Sorry, I just can't find any positive spin here.  the MA are NOT for everyone.  Sounds to me like this mom is looking for daycare, or for someone else to raise her kid.  If it was me, I'd decline.


----------



## bekkilyn (Sep 15, 2009)

This would be a change in policy, but what about starting all newcomers with your school's white belt, but then could add some sort of colored stripe or decal to the belt to represent whatever color they had from their previous school?


----------



## Dirty Dog (Sep 16, 2009)

What about just testing him and belting him for the level at which he performs? It would require a bit of your time, but seems fair enough.


----------



## harlan (Sep 16, 2009)

You are teaching martial arts to...kids. 8 year olds want to have fun. Sounds like you are not a lot of fun. But maybe that's what issue-oriented mom wants. 

I feel bad for the kid. Maybe he should play baseball, and mom should take a pill.


----------



## ynnad (Sep 16, 2009)

Xue Sheng said:


> And awarding a black belt should have absolutely nothing to due with "from the consumers perspective" if it does then it is simply sales nothing more and the belt is worth about nine bucks and the child has been short changed.



I didn't say awarding a black belt should be from a consumer's perspective. My point is that from this consumer's perspective, her child has a black belt. 

Now, you either accept that and work toward bringing this child up to your standards. Or, you set the standards the way you see it and require compliance. 

My point with the community college and Harvard analogy is exactly what you said. There is a minimum accrediting standard. The student could attend Harvard, if Harvard wanted them. Harvard has higher standards than the minimum. Now, Harvard has their own standards and reject people all the time. The question is, does your academy have people lined up to attend like Harvard, or, are you willing to lower your standards to get the student?


----------



## terryl965 (Sep 16, 2009)

Iceman all you can do is tell her the truth and let the chips hit as they do.

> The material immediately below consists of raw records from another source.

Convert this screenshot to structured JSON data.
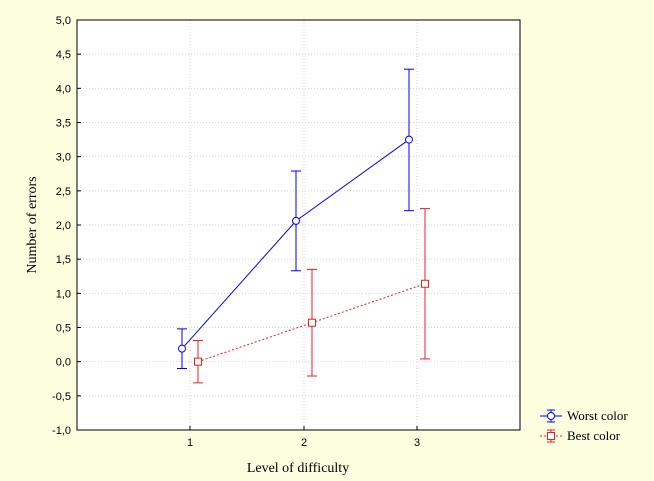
{
  "chart_data": {
    "type": "line",
    "xlabel": "Level of difficulty",
    "ylabel": "Number of errors",
    "categories": [
      "1",
      "2",
      "3"
    ],
    "ylim": [
      -1.0,
      5.0
    ],
    "yticks": [
      "-1,0",
      "-0,5",
      "0,0",
      "0,5",
      "1,0",
      "1,5",
      "2,0",
      "2,5",
      "3,0",
      "3,5",
      "4,0",
      "4,5",
      "5,0"
    ],
    "grid": true,
    "legend_position": "bottom-right",
    "series": [
      {
        "name": "Worst color",
        "color": "#0000ff",
        "line_style": "solid",
        "marker": "circle",
        "values": [
          0.19,
          2.06,
          3.25
        ],
        "err_low": [
          -0.1,
          1.33,
          2.21
        ],
        "err_high": [
          0.48,
          2.79,
          4.28
        ]
      },
      {
        "name": "Best color",
        "color": "#ee1c25",
        "line_style": "dotted",
        "marker": "square",
        "values": [
          0.0,
          0.57,
          1.14
        ],
        "err_low": [
          -0.31,
          -0.21,
          0.04
        ],
        "err_high": [
          0.31,
          1.35,
          2.24
        ]
      }
    ]
  }
}
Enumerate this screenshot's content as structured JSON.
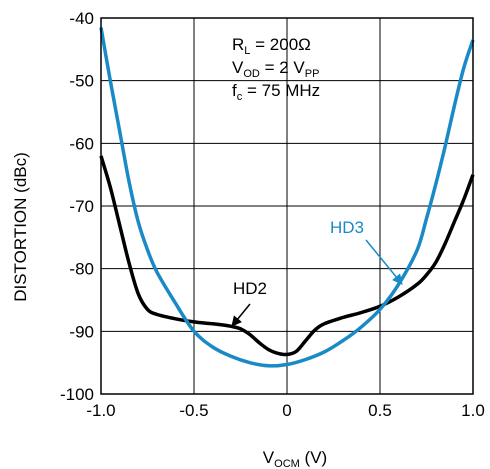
{
  "chart_data": {
    "type": "line",
    "xlabel": {
      "main": "V",
      "sub": "OCM",
      "unit": " (V)"
    },
    "ylabel": "DISTORTION (dBc)",
    "xlim": [
      -1.0,
      1.0
    ],
    "ylim": [
      -100,
      -40
    ],
    "xticks": [
      -1.0,
      -0.5,
      0,
      0.5,
      1.0
    ],
    "xtick_labels": [
      "-1.0",
      "-0.5",
      "0",
      "0.5",
      "1.0"
    ],
    "yticks": [
      -100,
      -90,
      -80,
      -70,
      -60,
      -50,
      -40
    ],
    "ytick_labels": [
      "-100",
      "-90",
      "-80",
      "-70",
      "-60",
      "-50",
      "-40"
    ],
    "grid": true,
    "conditions": {
      "line1": {
        "main": "R",
        "sub": "L",
        "rest": " = 200Ω"
      },
      "line2": {
        "main": "V",
        "sub": "OD",
        "rest": " = 2 V",
        "sub2": "PP"
      },
      "line3": {
        "main": "f",
        "sub": "c",
        "rest": " = 75 MHz"
      }
    },
    "series": [
      {
        "name": "HD2",
        "color": "#000000",
        "x": [
          -1.0,
          -0.95,
          -0.9,
          -0.85,
          -0.8,
          -0.75,
          -0.7,
          -0.6,
          -0.5,
          -0.4,
          -0.3,
          -0.25,
          -0.2,
          -0.15,
          -0.1,
          -0.05,
          0.0,
          0.05,
          0.1,
          0.15,
          0.2,
          0.3,
          0.4,
          0.5,
          0.6,
          0.7,
          0.75,
          0.8,
          0.85,
          0.9,
          0.95,
          1.0
        ],
        "y": [
          -62,
          -67,
          -73,
          -79,
          -84,
          -86.5,
          -87.3,
          -88,
          -88.5,
          -88.8,
          -89.2,
          -89.6,
          -90.5,
          -91.8,
          -92.9,
          -93.5,
          -93.7,
          -93.2,
          -91.5,
          -89.8,
          -88.8,
          -87.8,
          -87,
          -86,
          -84.5,
          -82.5,
          -81,
          -79,
          -76,
          -72.5,
          -69,
          -65
        ]
      },
      {
        "name": "HD3",
        "color": "#1a8ac7",
        "x": [
          -1.0,
          -0.95,
          -0.9,
          -0.85,
          -0.8,
          -0.75,
          -0.7,
          -0.6,
          -0.5,
          -0.4,
          -0.3,
          -0.2,
          -0.1,
          0.0,
          0.1,
          0.2,
          0.3,
          0.4,
          0.5,
          0.6,
          0.7,
          0.75,
          0.8,
          0.85,
          0.9,
          0.95,
          1.0
        ],
        "y": [
          -41.5,
          -50,
          -58,
          -66,
          -72.5,
          -77,
          -80.5,
          -85.5,
          -90,
          -92.5,
          -94,
          -95,
          -95.5,
          -95.3,
          -94.5,
          -93.3,
          -91.5,
          -89.3,
          -86.5,
          -82.5,
          -77,
          -72,
          -66.5,
          -60.5,
          -54,
          -48,
          -43.5
        ]
      }
    ],
    "annotations": [
      {
        "text": "HD2",
        "series": "HD2",
        "arrow": true
      },
      {
        "text": "HD3",
        "series": "HD3",
        "arrow": true
      }
    ]
  }
}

We are not the savoir for every single person. I just recently like in the last week sent 8 students packing because it was not in there best interest to be here. They did not like it and mom and dad needed a way out without looking bad so I help evryone one by sitting them down with the parents and saying do you like it? NO Are you enjoying yourself NO, well since you are not having a good time it maybe best for them to try something they love and we parterd ways happy and maybe one day they may come back into the MA's simple because it was not forced on them.


----------



## celtic_crippler (Sep 16, 2009)

Ugh... I'm glad I don't have the headaches of a "commercial" school. 

I do not envy your situation. Good luck!


----------



## IcemanSK (Sep 16, 2009)

terryl965 said:


> Iceman all you can do is tell her the truth and let the chips hit as they do. We are not the savoir for every single person. I just recently like in the last week sent 8 students packing because it was not in there best interest to be here. They did not like it and mom and dad needed a way out without looking bad so I help evryone one by sitting them down with the parents and saying do you like it? NO Are you enjoying yourself NO, well since you are not having a good time it maybe best for them to try something they love and we parterd ways happy and maybe one day they may come back into the MA's simple because it was not forced on them.


 

Well, this really is the issue, isn't it?

Tonight I'm going to evaluate where he is at & whether or not he really WANTS to be in TKD. Teaching students who want to learn is the reason I do this, rather than money. 

And, in reality, it does the kid no good if he doesn't want to be there & I set the bar even higher than his old school.

Thanks all. I'll let you know what happens tonight.


----------



## IcemanSK (Sep 16, 2009)

Well, I evaluated him tonight. He told me that the white & yellow stripe on his belt meant that he knew his first two forms. Since he was a red belt, I'm convinced his old master is trying to turn off every kid to TKD in our valley by charging way too much & not teaching them anything.

He had a lot of snap in his techniques during his forms, but his attention span & class discipline were not good. The boy I had previously from that school showed respect to a fault. This boy has developmental &/or behavior issues.

After a talk with mom & him, he will come into my class as a yellow belt. He agreed that he will follow the rules at my school. He had brought a friend who has never trained before. So, I have two new students & everyone is happy.


----------



## Carol (Sep 17, 2009)

IcemanSK said:


> Well, I evaluated him tonight. He told me that the white & yellow stripe on his belt meant that he knew his first two forms. Since he was a red belt, I'm convinced his old master is trying to turn off every kid to TKD in our valley by charging way too much & not teaching them anything.
> 
> He had a lot of snap in his techniques during his forms, but his attention span & class discipline were not good. The boy I had previously from that school showed respect to a fault. This boy has developmental &/or behavior issues.
> 
> After a talk with mom & him, he will come into my class as a yellow belt. He agreed that he will follow the rules at my school. He had brought a friend who has never trained before. So, I have two new students & everyone is happy.



Wow.  That's a nice ending!  I hope they both enjoy their training


----------



## bluekey88 (Sep 17, 2009)

Excellent news!  Good luck with your new students may they learn much from you and you from them 

Peace,
Erik


----------



## Lynne (Sep 17, 2009)

That sounds great! 

Parents sure can be detrimental.  I've heard and seen mothers in action  in the ladies locker room.  I won't go into the details but parents are often at the root of a child's low self-esteem or what may seem like apathy.


----------



## ATC (Sep 17, 2009)

Wow!!! Good for you. 2nd Kup to 8th kup and no complaining is great. Glad it all worked out.​


----------



## IcemanSK (Sep 17, 2009)

ATC said:


> Wow!!! Good for you. 2nd Kup to 8th kup and no complaining is great. Glad it all worked out.​


 

Actually with the change in schools he went from 1st gup in his school to 8th gup in mine. Mom is happy & the kid seems so, too.


----------